In fact, the history of American Presbyterianism shows what happens when Chignell’s wiggle-room approach if followed – you wind up in the Presbyterian Church U.S.A. with not simply wiggle-room, but lots of room for elbows, heads, feet, and even private parts. In the 1920s the church’s progressives proposed the Auburn Affirmation for the sake of giving flexibility in the church on such cardinal doctrines as the inerrancy of Scripture and the virgin birth of Christ. The number of essential and necessary doctrines was even fewer than Wheaton’s statement of faith, though the church already had a confession of faith. And that hermeneutic became the basis for the liberal church that the PCUSA is today; it would avoid taking a hard stand against anything except conservatives, favoring breadth over orthodoxy. (I concede that members of Wheaton faculty who are in the PCUSA would not regard their communion as liberal. But I don’t think they can plausibly claim that liberalism is unwelcome in the PCUSA, otherwise why would the Presbyterian Layman and the Confessing Church movement attract the numbers that they do?)

So maybe the reason that Wheaton avoids becoming Oberlin is by having presidents like Litfin who apply a measure of disciplinary pressure on academics who by nature of their scholarly and cosmopolitan impulses are not exactly known to be keepers of the orthodox flame.

And yet, this analysis of Wheaton’s conservatism is unconvincing because what has long struck me about the school is not its doctrinaire evangelicalism but its pietistic ethos. During my tenure at Wheaton I was struck how much the place had the feel of Christian summer camp, where campers (students) took math and history instead of archery and swimming from their professors (counselors). That is not necessarily a knock against Wheaton. Institutions that provide a safe Christian retreat for older adolescents and young adults, on their way to professional lives and parenting, is hardly the worst service a Christian organization can perform. But this impression rang true at a recent alumni event in Philadelphia where those in attendance viewed the promotional materials (posters and film) for the current capital campaign. What was striking was that faculty, books read and written, or graduates like Chignell who go on to excel in higher education, were not evident. Instead, the focus, especially of the film, was on the student experience, as if this were a recruiting film for prospective students. What dawned on me while watching the film was that the student experience is what attracts high schoolers to apply, parents to pay for tuition, and alums to give to the school. That is because the experience of students in all the extra-curricular activities appears to be as important to the making of a Wheatie as reading, writing, and arithmetic. Mind you, the students are very smart. They have to be to get in to a very competitive school. But do they need to be smart to stay at Wheaton? Or is what keeps them there the evangelical warmth and fellowship that comes from a personal relationship with Jesus?
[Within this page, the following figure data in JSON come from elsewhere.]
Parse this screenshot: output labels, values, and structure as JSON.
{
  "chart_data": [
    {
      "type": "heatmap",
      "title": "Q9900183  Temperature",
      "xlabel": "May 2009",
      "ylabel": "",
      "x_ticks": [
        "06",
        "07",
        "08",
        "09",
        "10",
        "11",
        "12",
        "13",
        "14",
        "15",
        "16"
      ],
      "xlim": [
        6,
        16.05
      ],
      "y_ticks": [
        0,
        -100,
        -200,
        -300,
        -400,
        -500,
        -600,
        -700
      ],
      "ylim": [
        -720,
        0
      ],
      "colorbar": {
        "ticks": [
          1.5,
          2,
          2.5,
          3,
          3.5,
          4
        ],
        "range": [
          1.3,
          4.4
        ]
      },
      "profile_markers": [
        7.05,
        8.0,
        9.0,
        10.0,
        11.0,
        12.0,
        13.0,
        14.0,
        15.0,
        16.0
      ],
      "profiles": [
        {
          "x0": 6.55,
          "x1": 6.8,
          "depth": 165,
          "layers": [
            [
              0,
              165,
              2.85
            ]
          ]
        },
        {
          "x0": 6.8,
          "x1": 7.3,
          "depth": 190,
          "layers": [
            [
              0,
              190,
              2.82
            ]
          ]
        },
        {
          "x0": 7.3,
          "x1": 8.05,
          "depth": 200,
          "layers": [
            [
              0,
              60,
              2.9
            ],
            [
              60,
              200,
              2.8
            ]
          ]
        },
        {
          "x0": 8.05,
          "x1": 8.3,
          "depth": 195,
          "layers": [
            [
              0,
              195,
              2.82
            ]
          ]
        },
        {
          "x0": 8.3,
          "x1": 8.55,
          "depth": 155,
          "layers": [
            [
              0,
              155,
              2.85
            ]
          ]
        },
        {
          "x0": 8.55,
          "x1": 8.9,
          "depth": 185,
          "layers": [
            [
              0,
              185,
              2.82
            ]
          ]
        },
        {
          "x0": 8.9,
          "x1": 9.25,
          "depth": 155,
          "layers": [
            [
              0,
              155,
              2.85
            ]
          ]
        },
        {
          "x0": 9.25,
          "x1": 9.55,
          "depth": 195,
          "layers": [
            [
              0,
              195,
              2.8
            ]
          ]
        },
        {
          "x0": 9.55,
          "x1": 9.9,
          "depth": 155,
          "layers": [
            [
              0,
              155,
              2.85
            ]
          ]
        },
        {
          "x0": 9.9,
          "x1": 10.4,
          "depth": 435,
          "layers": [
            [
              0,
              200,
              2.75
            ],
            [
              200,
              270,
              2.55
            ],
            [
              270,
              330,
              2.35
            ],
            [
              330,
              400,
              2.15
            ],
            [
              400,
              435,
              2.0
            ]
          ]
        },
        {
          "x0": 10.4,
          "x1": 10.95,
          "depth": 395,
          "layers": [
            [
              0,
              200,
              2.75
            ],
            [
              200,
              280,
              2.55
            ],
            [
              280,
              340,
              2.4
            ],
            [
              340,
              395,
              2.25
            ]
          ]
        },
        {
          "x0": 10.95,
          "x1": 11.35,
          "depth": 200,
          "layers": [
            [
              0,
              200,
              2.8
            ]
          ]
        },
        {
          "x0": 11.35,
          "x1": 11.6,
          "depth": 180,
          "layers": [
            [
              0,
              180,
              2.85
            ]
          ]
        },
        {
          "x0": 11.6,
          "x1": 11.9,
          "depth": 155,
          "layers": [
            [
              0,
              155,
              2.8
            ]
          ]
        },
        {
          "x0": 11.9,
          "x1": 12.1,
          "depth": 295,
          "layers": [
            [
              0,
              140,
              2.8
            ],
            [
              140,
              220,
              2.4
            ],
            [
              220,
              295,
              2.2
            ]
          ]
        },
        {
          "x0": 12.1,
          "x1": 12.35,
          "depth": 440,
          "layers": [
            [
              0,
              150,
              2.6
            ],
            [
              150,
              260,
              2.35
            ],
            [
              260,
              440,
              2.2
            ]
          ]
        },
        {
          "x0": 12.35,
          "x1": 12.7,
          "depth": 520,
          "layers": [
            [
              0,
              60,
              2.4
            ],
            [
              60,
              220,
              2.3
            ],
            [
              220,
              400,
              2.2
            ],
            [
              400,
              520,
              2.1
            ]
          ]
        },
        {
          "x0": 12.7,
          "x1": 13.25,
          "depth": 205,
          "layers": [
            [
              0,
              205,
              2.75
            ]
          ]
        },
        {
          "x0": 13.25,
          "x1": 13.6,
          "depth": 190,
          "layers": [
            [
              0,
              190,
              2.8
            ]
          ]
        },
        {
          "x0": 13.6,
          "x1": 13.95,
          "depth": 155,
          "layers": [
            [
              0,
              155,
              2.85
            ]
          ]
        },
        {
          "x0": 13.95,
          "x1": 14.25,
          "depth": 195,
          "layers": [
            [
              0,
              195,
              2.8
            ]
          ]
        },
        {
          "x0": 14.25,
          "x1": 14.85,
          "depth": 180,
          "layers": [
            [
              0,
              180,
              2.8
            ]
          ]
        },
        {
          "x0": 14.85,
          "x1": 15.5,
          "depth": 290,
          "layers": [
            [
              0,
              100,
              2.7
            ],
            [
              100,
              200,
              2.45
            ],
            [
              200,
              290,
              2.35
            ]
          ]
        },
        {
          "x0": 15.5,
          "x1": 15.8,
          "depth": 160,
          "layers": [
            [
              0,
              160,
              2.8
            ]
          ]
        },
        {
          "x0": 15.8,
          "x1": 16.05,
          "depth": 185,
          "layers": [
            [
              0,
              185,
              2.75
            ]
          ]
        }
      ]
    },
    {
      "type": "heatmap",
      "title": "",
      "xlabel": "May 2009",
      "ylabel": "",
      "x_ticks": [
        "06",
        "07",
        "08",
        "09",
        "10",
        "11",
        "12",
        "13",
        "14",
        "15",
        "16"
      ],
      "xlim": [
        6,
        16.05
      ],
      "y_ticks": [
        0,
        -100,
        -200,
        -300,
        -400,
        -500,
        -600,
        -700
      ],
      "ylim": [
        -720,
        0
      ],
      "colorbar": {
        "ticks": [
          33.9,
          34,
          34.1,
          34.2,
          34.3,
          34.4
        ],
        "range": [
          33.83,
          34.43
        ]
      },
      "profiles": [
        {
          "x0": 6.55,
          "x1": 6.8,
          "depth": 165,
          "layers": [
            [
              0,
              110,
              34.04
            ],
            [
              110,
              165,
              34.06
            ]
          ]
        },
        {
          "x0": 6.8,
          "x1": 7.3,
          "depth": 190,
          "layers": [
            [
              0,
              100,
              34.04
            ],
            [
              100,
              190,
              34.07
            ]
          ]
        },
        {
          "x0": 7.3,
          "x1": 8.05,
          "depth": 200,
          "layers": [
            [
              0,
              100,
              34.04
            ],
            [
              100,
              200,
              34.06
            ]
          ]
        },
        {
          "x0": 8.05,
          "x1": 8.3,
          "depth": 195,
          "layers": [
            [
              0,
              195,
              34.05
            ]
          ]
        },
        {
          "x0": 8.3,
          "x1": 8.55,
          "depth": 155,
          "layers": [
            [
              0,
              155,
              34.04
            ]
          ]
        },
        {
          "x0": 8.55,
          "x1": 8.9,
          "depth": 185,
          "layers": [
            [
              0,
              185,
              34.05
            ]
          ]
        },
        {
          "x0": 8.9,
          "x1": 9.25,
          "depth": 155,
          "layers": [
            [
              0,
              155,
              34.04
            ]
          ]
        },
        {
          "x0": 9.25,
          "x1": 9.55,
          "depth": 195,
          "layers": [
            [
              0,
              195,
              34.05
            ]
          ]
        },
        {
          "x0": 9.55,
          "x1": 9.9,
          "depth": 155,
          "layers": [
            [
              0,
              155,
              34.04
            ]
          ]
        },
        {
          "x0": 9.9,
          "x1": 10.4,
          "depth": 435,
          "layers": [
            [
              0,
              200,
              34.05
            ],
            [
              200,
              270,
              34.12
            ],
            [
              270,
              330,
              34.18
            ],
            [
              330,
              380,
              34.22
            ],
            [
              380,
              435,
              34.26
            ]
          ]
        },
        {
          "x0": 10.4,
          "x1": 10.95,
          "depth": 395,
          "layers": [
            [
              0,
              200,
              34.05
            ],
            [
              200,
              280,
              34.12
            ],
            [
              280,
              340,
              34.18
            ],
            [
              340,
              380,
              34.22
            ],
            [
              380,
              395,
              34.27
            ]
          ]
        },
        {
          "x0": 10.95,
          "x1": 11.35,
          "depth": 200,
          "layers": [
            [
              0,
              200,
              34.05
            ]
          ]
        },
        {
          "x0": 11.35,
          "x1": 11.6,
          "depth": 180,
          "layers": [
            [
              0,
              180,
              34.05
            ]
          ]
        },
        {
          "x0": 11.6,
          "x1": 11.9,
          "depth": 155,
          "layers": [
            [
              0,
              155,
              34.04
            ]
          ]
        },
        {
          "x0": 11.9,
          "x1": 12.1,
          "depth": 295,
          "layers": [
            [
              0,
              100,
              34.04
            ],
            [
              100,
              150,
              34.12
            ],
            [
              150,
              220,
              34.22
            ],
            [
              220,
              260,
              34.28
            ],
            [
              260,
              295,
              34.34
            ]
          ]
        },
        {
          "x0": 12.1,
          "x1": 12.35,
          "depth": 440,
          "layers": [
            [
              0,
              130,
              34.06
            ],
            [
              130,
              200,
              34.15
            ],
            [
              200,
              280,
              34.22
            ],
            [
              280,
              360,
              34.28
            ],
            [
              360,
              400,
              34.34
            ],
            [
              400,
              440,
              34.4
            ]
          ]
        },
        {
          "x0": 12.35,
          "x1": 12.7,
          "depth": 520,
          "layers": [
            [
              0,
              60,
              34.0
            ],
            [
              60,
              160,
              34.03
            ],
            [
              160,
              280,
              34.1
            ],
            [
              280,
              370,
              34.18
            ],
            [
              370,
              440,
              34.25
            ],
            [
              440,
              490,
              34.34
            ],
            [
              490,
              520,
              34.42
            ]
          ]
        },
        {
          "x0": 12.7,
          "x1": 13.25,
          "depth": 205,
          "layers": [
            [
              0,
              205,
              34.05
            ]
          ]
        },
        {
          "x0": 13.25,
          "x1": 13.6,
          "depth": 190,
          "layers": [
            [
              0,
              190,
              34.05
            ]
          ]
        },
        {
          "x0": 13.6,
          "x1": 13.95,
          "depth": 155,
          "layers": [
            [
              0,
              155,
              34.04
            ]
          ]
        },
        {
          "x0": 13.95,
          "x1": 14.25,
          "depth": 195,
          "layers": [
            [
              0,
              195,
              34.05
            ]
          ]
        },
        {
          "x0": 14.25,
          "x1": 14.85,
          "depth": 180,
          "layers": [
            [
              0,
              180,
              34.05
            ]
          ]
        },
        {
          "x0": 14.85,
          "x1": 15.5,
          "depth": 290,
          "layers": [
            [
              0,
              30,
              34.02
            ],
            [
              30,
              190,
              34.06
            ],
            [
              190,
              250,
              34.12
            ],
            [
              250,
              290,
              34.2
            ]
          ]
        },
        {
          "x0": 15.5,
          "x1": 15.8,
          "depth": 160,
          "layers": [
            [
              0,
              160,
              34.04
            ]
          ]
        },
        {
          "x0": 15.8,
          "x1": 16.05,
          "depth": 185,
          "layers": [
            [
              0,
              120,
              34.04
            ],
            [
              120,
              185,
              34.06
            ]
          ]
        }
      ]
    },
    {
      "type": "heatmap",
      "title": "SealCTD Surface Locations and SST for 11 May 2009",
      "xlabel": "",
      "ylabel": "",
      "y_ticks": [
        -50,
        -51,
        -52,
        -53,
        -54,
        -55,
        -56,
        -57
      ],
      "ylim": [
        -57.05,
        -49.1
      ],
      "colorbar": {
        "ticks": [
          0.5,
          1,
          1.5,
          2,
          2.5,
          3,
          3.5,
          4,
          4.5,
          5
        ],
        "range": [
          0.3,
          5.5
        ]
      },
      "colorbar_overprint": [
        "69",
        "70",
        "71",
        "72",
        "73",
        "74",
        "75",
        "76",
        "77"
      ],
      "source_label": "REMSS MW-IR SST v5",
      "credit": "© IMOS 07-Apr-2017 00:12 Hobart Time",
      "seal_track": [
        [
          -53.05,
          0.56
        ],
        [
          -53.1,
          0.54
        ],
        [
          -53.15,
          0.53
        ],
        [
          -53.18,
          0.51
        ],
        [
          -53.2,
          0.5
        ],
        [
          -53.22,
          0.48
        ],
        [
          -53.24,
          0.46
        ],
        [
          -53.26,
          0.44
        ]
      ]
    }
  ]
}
Again, this could sound like a real indictment of Wheaton, and it does second from a different angle Noll’s scandal of the evangelical mind and the kind of indifference to intellectual life that has characterized born-again Protestantism. But it need not be read as evidence of anti-intellectualism at Wheaton. It could be a testimony to the institution’s uncanny ability to remain “conservative” on the basis of experience, on the vague and ethereal but in this case vital and vigorous attachment to having “Jesus in my heart.” That piety did not sustain lots of other Protestant liberal arts colleges founded in the wake of the Second Great Awakening like Oberlin. But it has for Wheaton. And perhaps Litfin’s regular speaking in chapel is one of the formal means that sustains Wheaton’s evangelical ethos. If so, Chignell’s assessment of Litfin and Wheaton misses the most important factor that the trustees should be considering in the choice of a new president.